Drawing on ethnographic, survey and documentary archival analyses, and on oral history, this PhD project asks: what are the roles of TB medicines in South African society in relation to broader patterns of antimicrobial prescription and use? Relatedly, how has TB changed as a policy object over time including now in the era of AMR, and what might we learn from previous (often failed) attempts to contain resistance in TB for other antibiotics? We are interested to explore historically the changing nature of health system responses to TB, to understand how legacies of the past bear upon contemporary treatment policies and behaviours. The successful candidate will have latitude to define the historical period and the regional focus of the study. The PhD will contribute to an expanding body of interdisciplinary work on AMR and critically situate the role of TB medications in this emergent field of policy and practice.

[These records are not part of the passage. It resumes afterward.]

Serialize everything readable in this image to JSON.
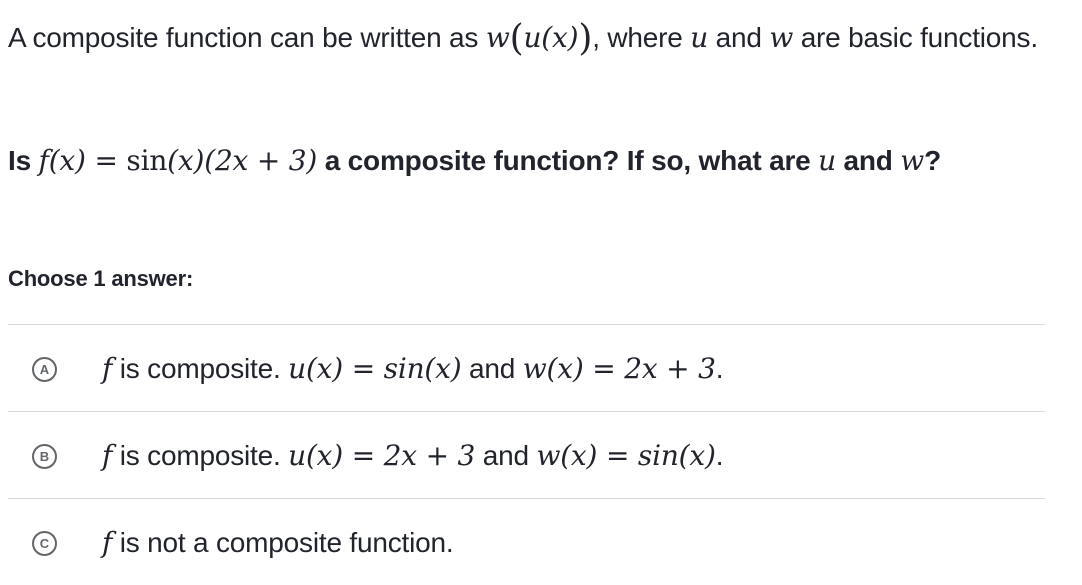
{
  "intro": {
    "before": "A composite function can be written as ",
    "expr_w": "w",
    "expr_open_outer": "(",
    "expr_u": "u",
    "expr_inner": "(x)",
    "expr_close_outer": ")",
    "middle": ", where ",
    "var_u": "u",
    "and": " and ",
    "var_w": "w",
    "after": " are basic functions."
  },
  "question": {
    "is": "Is ",
    "f": "f",
    "fx_arg": "(x) = ",
    "sin": "sin",
    "sin_arg": "(x)",
    "factor": "(2x + 3)",
    "text": " a composite function? If so, what are ",
    "var_u": "u",
    "and": " and ",
    "var_w": "w",
    "end": "?"
  },
  "choose_label": "Choose 1 answer:",
  "answers": [
    {
      "letter": "A",
      "f": "f",
      "lead": " is composite. ",
      "u": "u(x)",
      "eq1": " = ",
      "uval": "sin(x)",
      "and": " and ",
      "w": "w(x)",
      "eq2": " = ",
      "wval": "2x + 3",
      "end": "."
    },
    {
      "letter": "B",
      "f": "f",
      "lead": " is composite. ",
      "u": "u(x)",
      "eq1": " = ",
      "uval": "2x + 3",
      "and": " and ",
      "w": "w(x)",
      "eq2": " = ",
      "wval": "sin(x)",
      "end": "."
    },
    {
      "letter": "C",
      "f": "f",
      "text": " is not a composite function."
    }
  ]
}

Keywords: Medical anthropology, history of health services, systems and policy-making, documentary research and oral history

Potential applicants requiring further information are encouraged to contact Dr Justin Dixon or Prof Martin Gorsky

Funding Notes

This fully-funded studentship covers:

• tuition fees (Home/EU rate)
• tax-free stipend (£17,000 in Yr 1 increasing to £18,500 in Yr 4, plus London weighting)
• research costs
• 3-month research project/placement allowance
• annual travel allowance

For more information on the Medical Research Foundation National PhD Training Programme in AMR, please see the Programme's website: View Website

Applicants must be assessed to have Home/EU fee status, have obtained at least a 2.1 honours degree in a relevant social science subject, and should have training and experience with ethnographic and/or historical methods. These are the minimum requirements for a competitive studentship.


How to apply

Applicants should submit an LSHTM online application for research degree study to commence study in January 2020, using the project details (title and proposed supervisor) provided in this advert. As part of the applications, applicants will be expected to submit a research proposal. The research proposal should use the project description provided and expand upon it. Under the ‘Funding’ section please indicate that you are applying for a Medical Research Foundation National PhD Training Programme in AMR Research funded (MRF AMR) project.

Applicants short-listed for this funding will be interviewed by an academic panel from the AMR consortium at LSHTM. Interviews will be held at LSHTM.